Truth be told, I thought it was going to be pretty straightforward: head over to SS Two Mall and watch some guy delete some friends from his Facebook contact list. Fun, awkward times. It’s not the kind of thing most of us would own up to doing (but we do, sometimes) and it’s certainly not something we’d feel comfortable doing in front of an audience. Deleting friends is something we like to do in private. But it went a little deeper than that, because you know, art.
“PURGE” was borne out of a singular experience in the digital life of Dr Brian Lobel, who presided over the workshop/lecture/performance with the 30 or so of us in the audience. The passing away of an estranged friend and former lover brought into stark light the fact that Lobel had been unfriended on MySpace some time before the death, an occurrence that escaped Lobel’s attention, and caused him to not find out about the passing of someone who used to be much closer to him, until much later.
It might not be as apparent to a younger generation who have always been surrounded by the trappings of the internet age, but as someone who had to transition from being locked in the physical world of landlines, fixed-time terrestrial TV and (egads) snail mail, digital life really has changed the way we assign value to just about everything. A message is slow in reaching someone if it takes more than 30 seconds over WhatsApp; a narrative is too difficult to digest if all five seasons of it takes up more than 20GB of space on our hard drives; friends aren’t as close as they were once we stop seeing their status updates seven times a day on our Newsfeed. And every once in a while, we conduct an apprehensive review of our friends list and see if there’s anyone of those non-status updating people we should be deleting. You know, for neatness’s sake. Friendships become a little commoditized, taking up space in online real estate that doesn’t really run out, but looks better when you keep things lean and socially impressive. The people you know become the furniture you decorate your virtual living room with.

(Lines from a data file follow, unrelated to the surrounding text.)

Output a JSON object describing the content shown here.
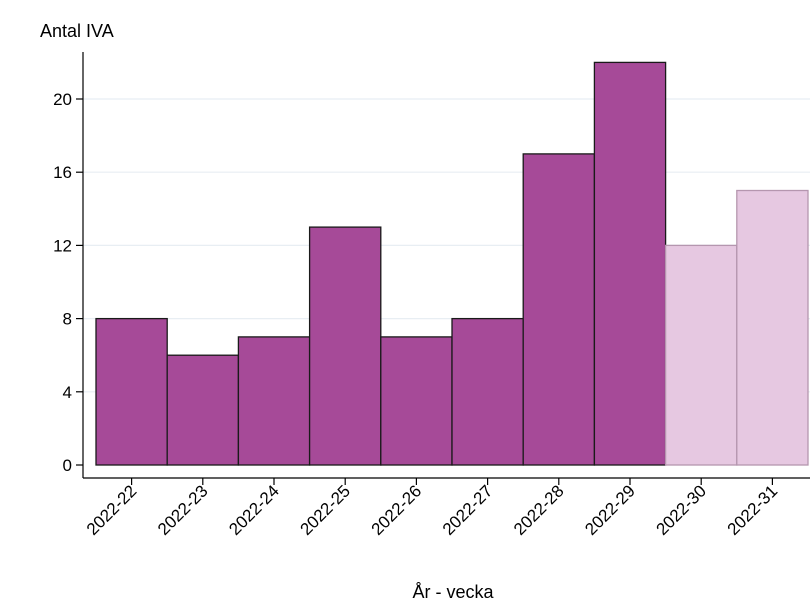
{
  "chart_data": {
    "type": "bar",
    "ylabel": "Antal IVA",
    "xlabel": "År - vecka",
    "categories": [
      "2022-22",
      "2022-23",
      "2022-24",
      "2022-25",
      "2022-26",
      "2022-27",
      "2022-28",
      "2022-29",
      "2022-30",
      "2022-31"
    ],
    "values": [
      8,
      6,
      7,
      13,
      7,
      8,
      17,
      22,
      12,
      15
    ],
    "preliminary": [
      false,
      false,
      false,
      false,
      false,
      false,
      false,
      false,
      true,
      true
    ],
    "ylim": [
      0,
      23
    ],
    "yticks": [
      0,
      4,
      8,
      12,
      16,
      20
    ],
    "grid": true,
    "colors": {
      "bar": "#a64a98",
      "bar_preliminary": "#e6c8e1",
      "edge": "#1a1a1a",
      "edge_preliminary": "#b596af",
      "grid": "#e8eef3"
    }
  }
}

Lobel proceeds to deleting some of his friends. He sends out a Facebook message to all of his 1,400-odd contacts and informs them of his performance and its intent to cull select friends from his list, and to ask them permission to use their names in public. And then he proceeds to let us in the audience vote on which contacts get to stay and which ones were to be deleted. It was unnerving and perversely exciting at the same time, being able to hold up a card saying either “KEEP” or “DELETE”, living vicariously through the online life of this man willing to cull the people he knows from his list. Some friends replied to Lobel’s message, expressing support for his experiment. Others were hurt that their friendship was to be reduced to a knee-jerk reaction by a group of strangers with little knowledge of their backstory with Lobel. Others pre-emptively deleted Lobel from their friends list. And a few invited the deletion, confident in the longevity of their friendship with Lobel regardless of whether they were still friends on Facebook or not.

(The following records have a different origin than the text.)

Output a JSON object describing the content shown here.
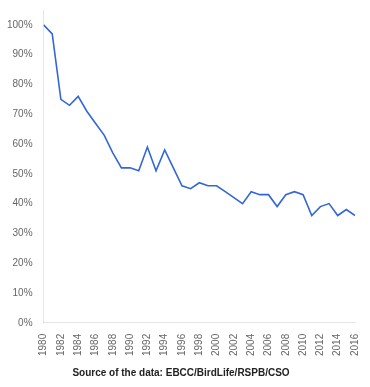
{
  "chart_data": {
    "type": "line",
    "subtitle": "Source of the data: EBCC/BirdLife/RSPB/CSO",
    "x": [
      1980,
      1981,
      1982,
      1983,
      1984,
      1985,
      1986,
      1987,
      1988,
      1989,
      1990,
      1991,
      1992,
      1993,
      1994,
      1995,
      1996,
      1997,
      1998,
      1999,
      2000,
      2001,
      2002,
      2003,
      2004,
      2005,
      2006,
      2007,
      2008,
      2009,
      2010,
      2011,
      2012,
      2013,
      2014,
      2015,
      2016
    ],
    "values": [
      100,
      97,
      75,
      73,
      76,
      71,
      67,
      63,
      57,
      52,
      52,
      51,
      59,
      51,
      58,
      52,
      46,
      45,
      47,
      46,
      46,
      44,
      42,
      40,
      44,
      43,
      43,
      39,
      43,
      44,
      43,
      36,
      39,
      40,
      36,
      38,
      36
    ],
    "color": "#3367d6",
    "xlim": [
      1980,
      2016
    ],
    "xticks": [
      1980,
      1982,
      1984,
      1986,
      1988,
      1990,
      1992,
      1994,
      1996,
      1998,
      2000,
      2002,
      2004,
      2006,
      2008,
      2010,
      2012,
      2014,
      2016
    ],
    "ylim": [
      0,
      105
    ],
    "yticks": [
      {
        "value": 0,
        "label": "0%"
      },
      {
        "value": 10,
        "label": "10%"
      },
      {
        "value": 20,
        "label": "20%"
      },
      {
        "value": 30,
        "label": "30%"
      },
      {
        "value": 40,
        "label": "40%"
      },
      {
        "value": 50,
        "label": "50%"
      },
      {
        "value": 60,
        "label": "60%"
      },
      {
        "value": 70,
        "label": "70%"
      },
      {
        "value": 80,
        "label": "80%"
      },
      {
        "value": 90,
        "label": "90%"
      },
      {
        "value": 100,
        "label": "100%"
      }
    ],
    "grid": false
  }
}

How to up that ante? Easy: Lobel asked for volunteers to delete one of their friends from Facebook. I remarked later that, maybe as part of the Asian mentality, we are more prone to delete ourselves from online social networks rather than delete some of our contacts – the aversion for confrontation and awkwardness, coupled with an inherent inferiority complex and self-imposed humility, dictates that we fall on our swords rather than strike others out. A hand eventually juts out – a volunteer was willing to delete forever a friend from her list, in front of all of us. She logs on, and starts skimming her friends list. She finds a name, and describes their relationship. A casual acquaintance at best, who has not been in touch for almost as long as they’ve had each other on Facebook. “DELETE” cards flew up; we egged her on. She hit the “Unfriend” button; everyone clapped. Another volunteer: this time to re-add someone they’ve deleted. An ex, broken up under less than friendly circumstances. She’s blocked him permanently, and so his attempt to publicly re-add her failed. We all felt the hurt at the preemptive rejection.

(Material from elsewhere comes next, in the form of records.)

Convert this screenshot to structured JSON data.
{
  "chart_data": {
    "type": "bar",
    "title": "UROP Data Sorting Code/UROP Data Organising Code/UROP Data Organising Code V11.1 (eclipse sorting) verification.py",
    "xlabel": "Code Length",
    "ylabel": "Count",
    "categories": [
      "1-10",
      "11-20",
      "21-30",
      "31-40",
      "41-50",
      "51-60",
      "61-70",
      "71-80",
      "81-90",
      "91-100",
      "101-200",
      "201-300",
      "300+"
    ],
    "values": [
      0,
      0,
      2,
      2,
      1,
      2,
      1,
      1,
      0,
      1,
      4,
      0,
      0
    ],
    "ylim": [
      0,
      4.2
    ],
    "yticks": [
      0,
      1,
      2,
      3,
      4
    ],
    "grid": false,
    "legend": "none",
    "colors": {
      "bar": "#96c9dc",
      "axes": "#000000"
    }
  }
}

What does this all mean? Is this the sum of human interaction in the digital age? Is quietly deleting someone from your Facebook list the 2014 version of moving to a new address and not informing your mailing list? Are friends just not that important anymore? Were they ever important? I suspect Lobel has his own answers to the questions he poses through this performance. His performance partner Niki Cheong, livetweeting as we in the audience interacted with Lobel, his Facebook account and his recollections of friends kept and abandoned, attempts to flesh out the mood of the room and posits a few of his observations as well, but the fleeting nature of Twitter’s microblogging platform gives his input into the proceedings the weight of flashing thoughts in the back of one’s head. It helps illustrate the impact one person, and one person’s thoughts and ruminations, has on our virtual lives. If anything, PURGE highlighted the one-sided nature of any relationship: it’ll only work for you if you’re still invested in it. No amount of closeness or accessibility will ever overpower the desire to still want to be in touch with someone; a message might take two seconds to reach someone rather than two weeks in the age of the internet, but one still has to decide whether a person is worthy of a message.
Is Lobel the agent of a relationship purge, or was he the subject of one? By conducting this very public experiment with his remaining contacts, was he acting out his re-evaluation of the people he’s chosen to surround himself with online, or is he trying to make sense of the process that led him to being culled by someone he once held very close to his heart?
Would you take steps to explore the worth of your friends, and your worth to them – or would you rather just purge yourself?